Code of Honour: Matrix-vector multiplication using shared memory

Matrix-vector multiplications, as well as matrix-matrix ones are essential for any sort numeric computations. GPGPUs alllow massive parallelisation of such operations. This post is about doing matrix-vector multiplications using CUDA with shared memory; a type of on-chip memory that is much faster than the global memory of the device - actually, shared memory is as high as 100 times faster than global memory provided that there are no bank conflicts between the threads. Algebraic operations such as matrix-vector multiplications can benefit a lot from the use of shared memory as we will show in this post.

The fine print: Note that the code presented here is intended to demonstrate the use shared memory in CUDA and is, under no circumstances, optimised for high throughput and efficiency!

Le code - A first approach using statically allocated shared memory

Proper use of shared memory can lead to considerable acceleration of your application if used properly. Shared memory is an on-chip memory that is shared among the threads of a block. As mentioned in the CUDA C Programming Guide, Section 3.2.3, "Any opportunity to replace global memory accesses by shared memory accesses should therefore be exploited." In this post we illustrate how to allocate and use shared memory through a simple example, matrix-vector multiplication, and we discuss about static and dynamic allocation of shared memory.

In this post we assume that the values of our matrix are stored column-by-column, i.e., in column-major order. We will first assume that dimensions of our matrix are multiples of the block size we use and then we will see how this assumption can be lifted.
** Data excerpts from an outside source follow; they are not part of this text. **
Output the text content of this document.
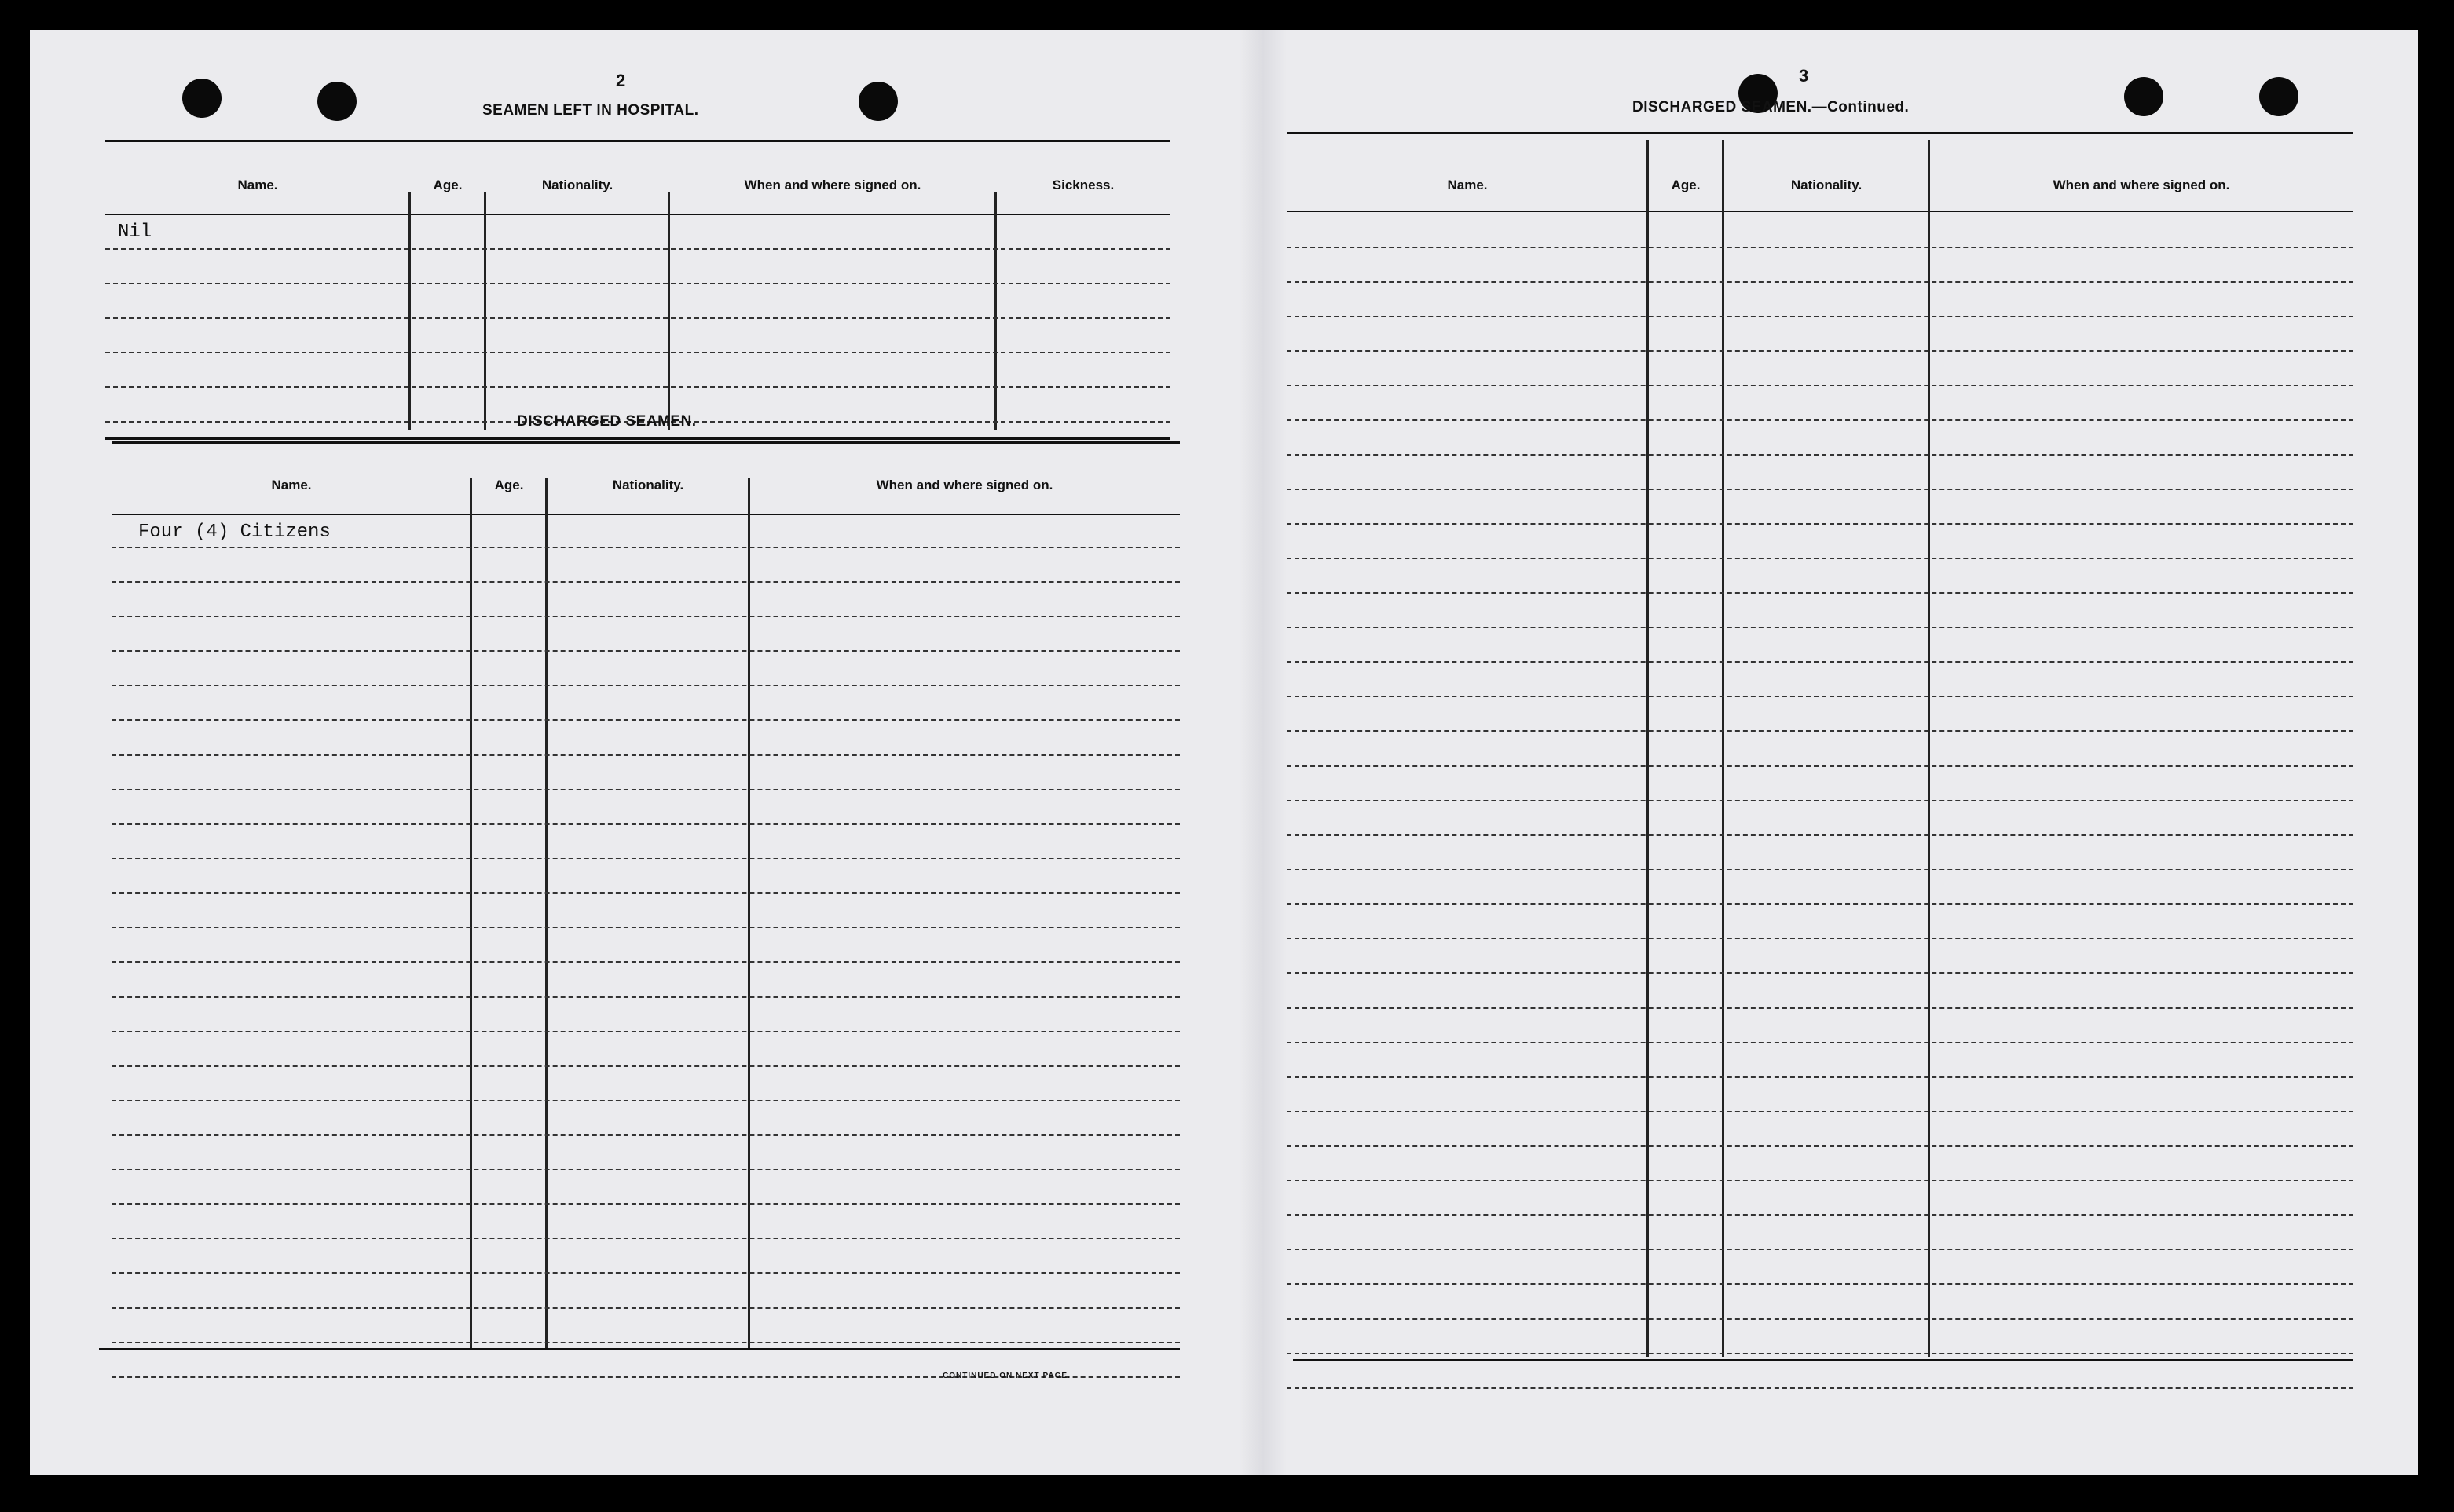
2
SEAMEN LEFT IN HOSPITAL.
Name.	Age.	Nationality.	When and where signed on.	Sickness.
Nil
DISCHARGED SEAMEN.
Name.	Age.	Nationality.	When and where signed on.
Four (4) Citizens
CONTINUED ON NEXT PAGE.
3
DISCHARGED SEAMEN.—Continued.
Name.	Age.	Nationality.	When and where signed on.
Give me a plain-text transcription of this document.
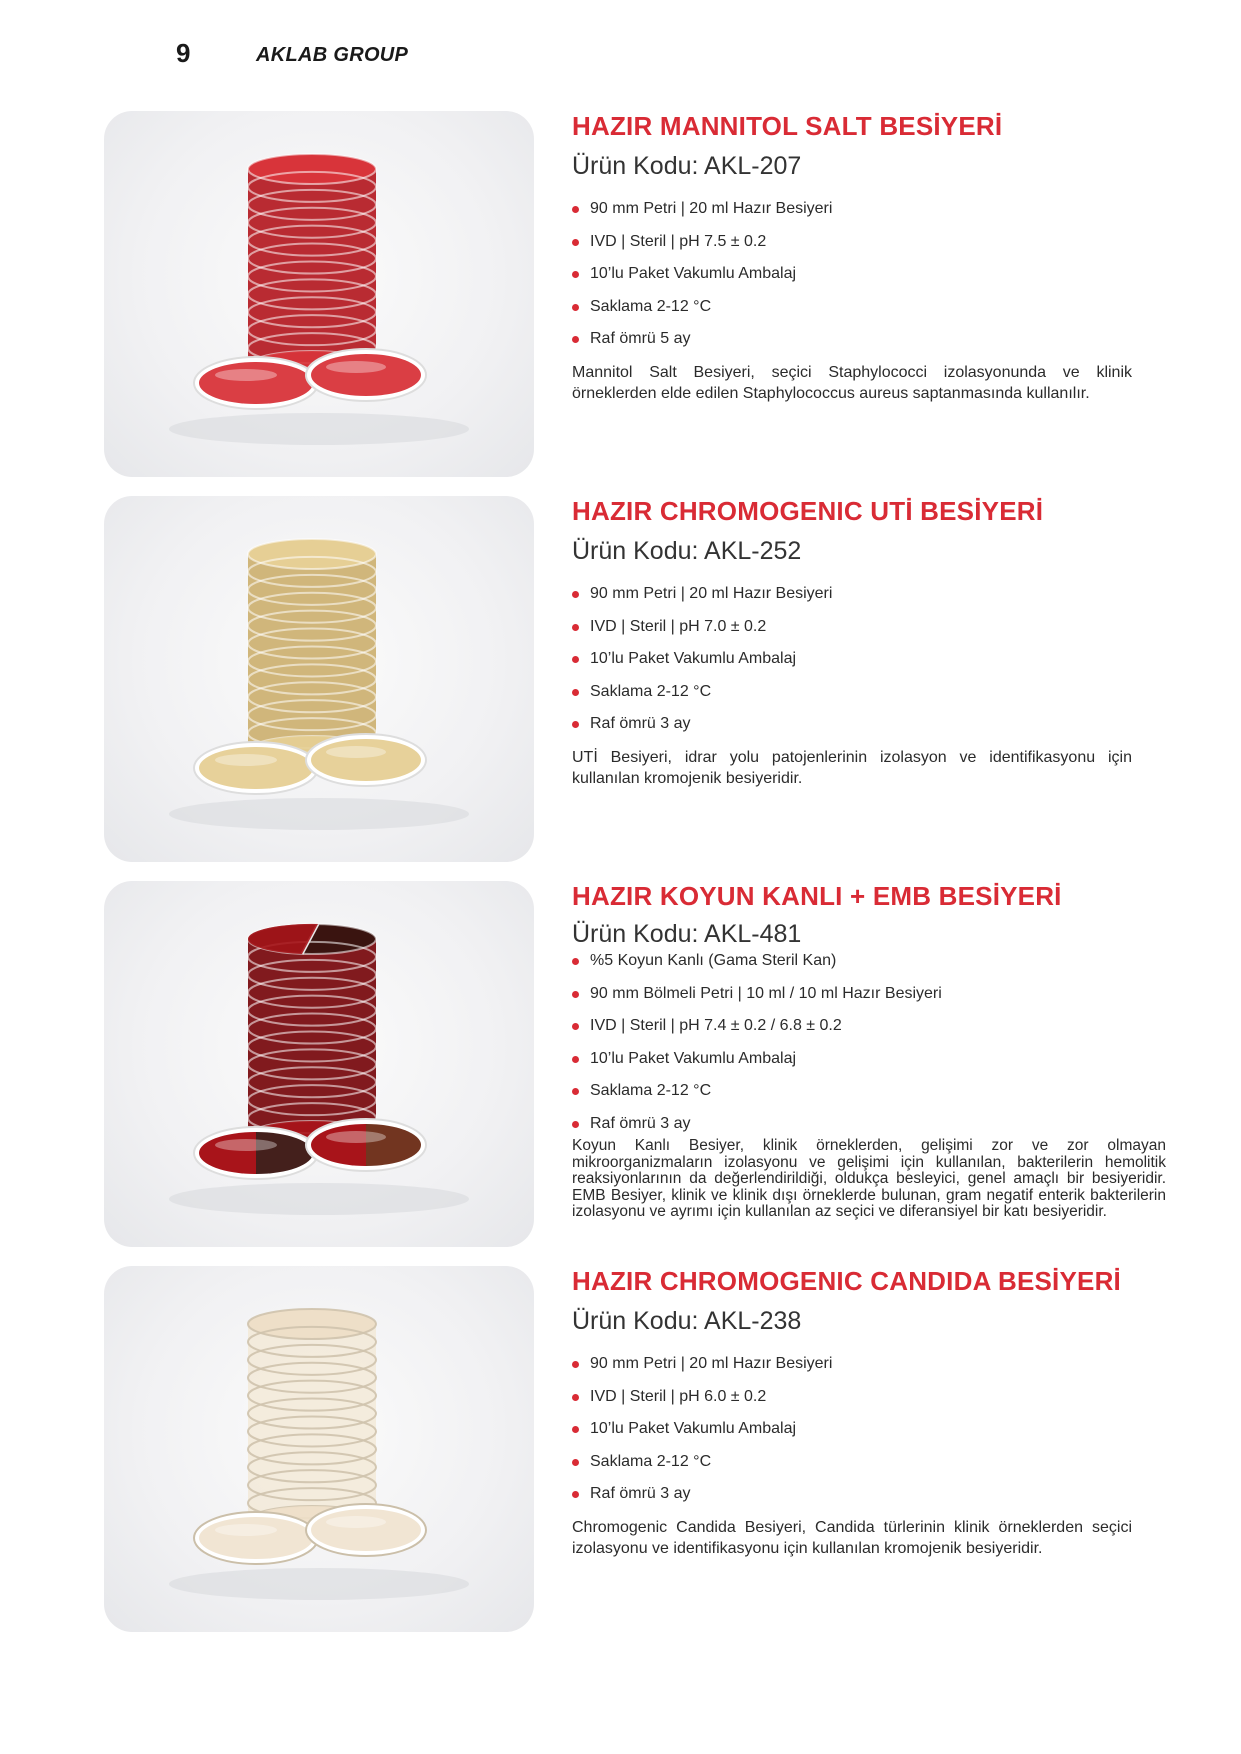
9	AKLAB GROUP
HAZIR MANNITOL SALT BESİYERİ
Ürün Kodu: AKL-207
90 mm Petri | 20 ml Hazır Besiyeri
IVD | Steril | pH 7.5 ± 0.2
10’lu Paket Vakumlu Ambalaj
Saklama 2-12 °C
Raf ömrü 5 ay

Mannitol Salt Besiyeri, seçici Staphylococci izolasyonunda ve klinik örneklerden elde edilen Staphylococcus aureus saptanmasında kullanılır.

HAZIR CHROMOGENIC UTİ BESİYERİ
Ürün Kodu: AKL-252
90 mm Petri | 20 ml Hazır Besiyeri
IVD | Steril | pH 7.0 ± 0.2
10’lu Paket Vakumlu Ambalaj
Saklama 2-12 °C
Raf ömrü 3 ay

UTİ Besiyeri, idrar yolu patojenlerinin izolasyon ve identifikasyonu için kullanılan kromojenik besiyeridir.

HAZIR KOYUN KANLI + EMB BESİYERİ
Ürün Kodu: AKL-481
%5 Koyun Kanlı (Gama Steril Kan)
90 mm Bölmeli Petri | 10 ml / 10 ml Hazır Besiyeri
IVD | Steril | pH 7.4 ± 0.2 / 6.8 ± 0.2
10’lu Paket Vakumlu Ambalaj
Saklama 2-12 °C
Raf ömrü 3 ay

Koyun Kanlı Besiyer, klinik örneklerden, gelişimi zor ve zor olmayan mikroorganizmaların izolasyonu ve gelişimi için kullanılan, bakterilerin hemolitik reaksiyonlarının da değerlendirildiği, oldukça besleyici, genel amaçlı bir besiyeridir. EMB Besiyer, klinik ve klinik dışı örneklerde bulunan, gram negatif enterik bakterilerin izolasyonu ve ayrımı için kullanılan az seçici ve diferansiyel bir katı besiyeridir.

HAZIR CHROMOGENIC CANDIDA BESİYERİ
Ürün Kodu: AKL-238
90 mm Petri | 20 ml Hazır Besiyeri
IVD | Steril | pH 6.0 ± 0.2
10’lu Paket Vakumlu Ambalaj
Saklama 2-12 °C
Raf ömrü 3 ay

Chromogenic Candida Besiyeri, Candida türlerinin klinik örneklerden seçici izolasyonu ve identifikasyonu için kullanılan kromojenik besiyeridir.
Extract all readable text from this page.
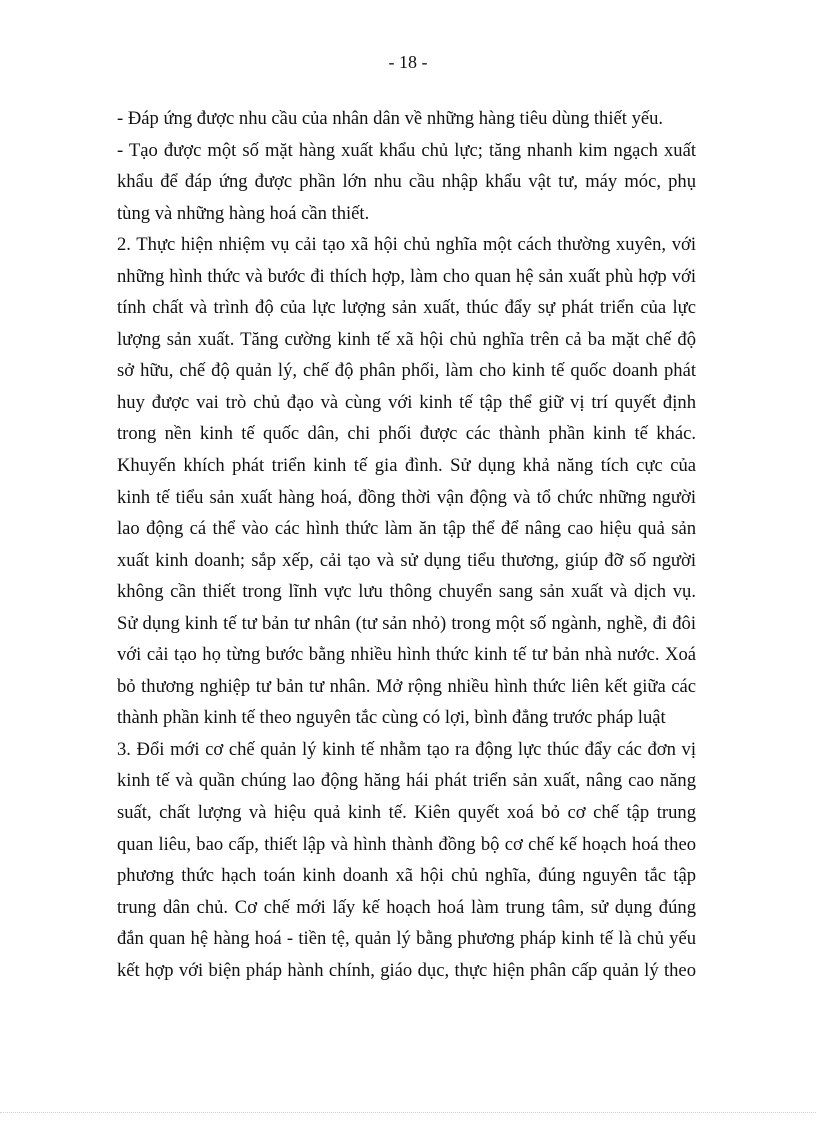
- 18 -
- Đáp ứng được nhu cầu của nhân dân về những hàng tiêu dùng thiết yếu.
- Tạo được một số mặt hàng xuất khẩu chủ lực; tăng nhanh kim ngạch xuất
khẩu để đáp ứng được phần lớn nhu cầu nhập khẩu vật tư, máy móc, phụ
tùng và những hàng hoá cần thiết.
2. Thực hiện nhiệm vụ cải tạo xã hội chủ nghĩa một cách thường xuyên, với
những hình thức và bước đi thích hợp, làm cho quan hệ sản xuất phù hợp với
tính chất và trình độ của lực lượng sản xuất, thúc đẩy sự phát triển của lực
lượng sản xuất. Tăng cường kinh tế xã hội chủ nghĩa trên cả ba mặt chế độ
sở hữu, chế độ quản lý, chế độ phân phối, làm cho kinh tế quốc doanh phát
huy được vai trò chủ đạo và cùng với kinh tế tập thể giữ vị trí quyết định
trong nền kinh tế quốc dân, chi phối được các thành phần kinh tế khác.
Khuyến khích phát triển kinh tế gia đình. Sử dụng khả năng tích cực của
kinh tế tiểu sản xuất hàng hoá, đồng thời vận động và tổ chức những người
lao động cá thể vào các hình thức làm ăn tập thể để nâng cao hiệu quả sản
xuất kinh doanh; sắp xếp, cải tạo và sử dụng tiểu thương, giúp đỡ số người
không cần thiết trong lĩnh vực lưu thông chuyển sang sản xuất và dịch vụ.
Sử dụng kinh tế tư bản tư nhân (tư sản nhỏ) trong một số ngành, nghề, đi đôi
với cải tạo họ từng bước bằng nhiều hình thức kinh tế tư bản nhà nước. Xoá
bỏ thương nghiệp tư bản tư nhân. Mở rộng nhiều hình thức liên kết giữa các
thành phần kinh tế theo nguyên tắc cùng có lợi, bình đẳng trước pháp luật
3. Đổi mới cơ chế quản lý kinh tế nhằm tạo ra động lực thúc đẩy các đơn vị
kinh tế và quần chúng lao động hăng hái phát triển sản xuất, nâng cao năng
suất, chất lượng và hiệu quả kinh tế. Kiên quyết xoá bỏ cơ chế tập trung
quan liêu, bao cấp, thiết lập và hình thành đồng bộ cơ chế kế hoạch hoá theo
phương thức hạch toán kinh doanh xã hội chủ nghĩa, đúng nguyên tắc tập
trung dân chủ. Cơ chế mới lấy kế hoạch hoá làm trung tâm, sử dụng đúng
đắn quan hệ hàng hoá - tiền tệ, quản lý bằng phương pháp kinh tế là chủ yếu
kết hợp với biện pháp hành chính, giáo dục, thực hiện phân cấp quản lý theo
Let us first take a look at the kernel that multiplies a matrix dA with a vector dx:

	#include <stdio.h>
	#include <stdlib.h>
	#include "helper_cuda.h"
	#include "rand_data.h"

	#define BLOCK_SIZE 16


	/**
	* Performs a matrix-vector multiplication on the device.
	*
	* @param dA Matrix A
	* @param dx Vector x
	* @param dev_ptr_y Result y = A*x
	*/
	template<typename T>
	__global__ void matvec_kernel(
	T * dA,
	T * dx,
	T * dev_ptr_y)
	{

	unsigned int bid = blockIdx.x;
	T * y_sub = dev_ptr_y + bid * BLOCK_SIZE;
	T y_val = 0.0;

	T * Asub;
	T * xsub;

	unsigned int row = threadIdx.x;
	unsigned int col = threadIdx.y;

	for (unsigned int m = 0; m < (NS / BLOCK_SIZE); ++m) {

	__shared__ T A_shared[BLOCK_SIZE * BLOCK_SIZE];
	__shared__ T x_shared[BLOCK_SIZE];

	Asub = dA + BLOCK_SIZE * (bid + m * NS);
	xsub = dx + m * BLOCK_SIZE;

	/* x_shared <--- xsub */
	if (row < BLOCK_SIZE)
	x_shared[row] = xsub[row];

	/* A_shared <--- Asub */
	if (row < BLOCK_SIZE && col < BLOCK_SIZE)
	A_shared[row + col * BLOCK_SIZE] = Asub[row + col * NS];

	__syncthreads();

	for (unsigned int e = 0; e < BLOCK_SIZE; ++e) {
	if (row < BLOCK_SIZE)
	y_val += A_shared[row + e * BLOCK_SIZE] * x_shared[e];
	}

	__syncthreads();
	}

	if (row < BLOCK_SIZE)
	y_sub[row] = y_val;

	}

view raw matvec_kernel.cu hosted with ❤ by GitHub

The procedure is illustrated in the figure below for the case where exact tiling is assumed, i.e., the row and column sizes of the matrix are multiples of the block size. This algorithm is based on the example presented in Section 3.2.3 of the CUDA C Programming Guide with a few necessary modifications.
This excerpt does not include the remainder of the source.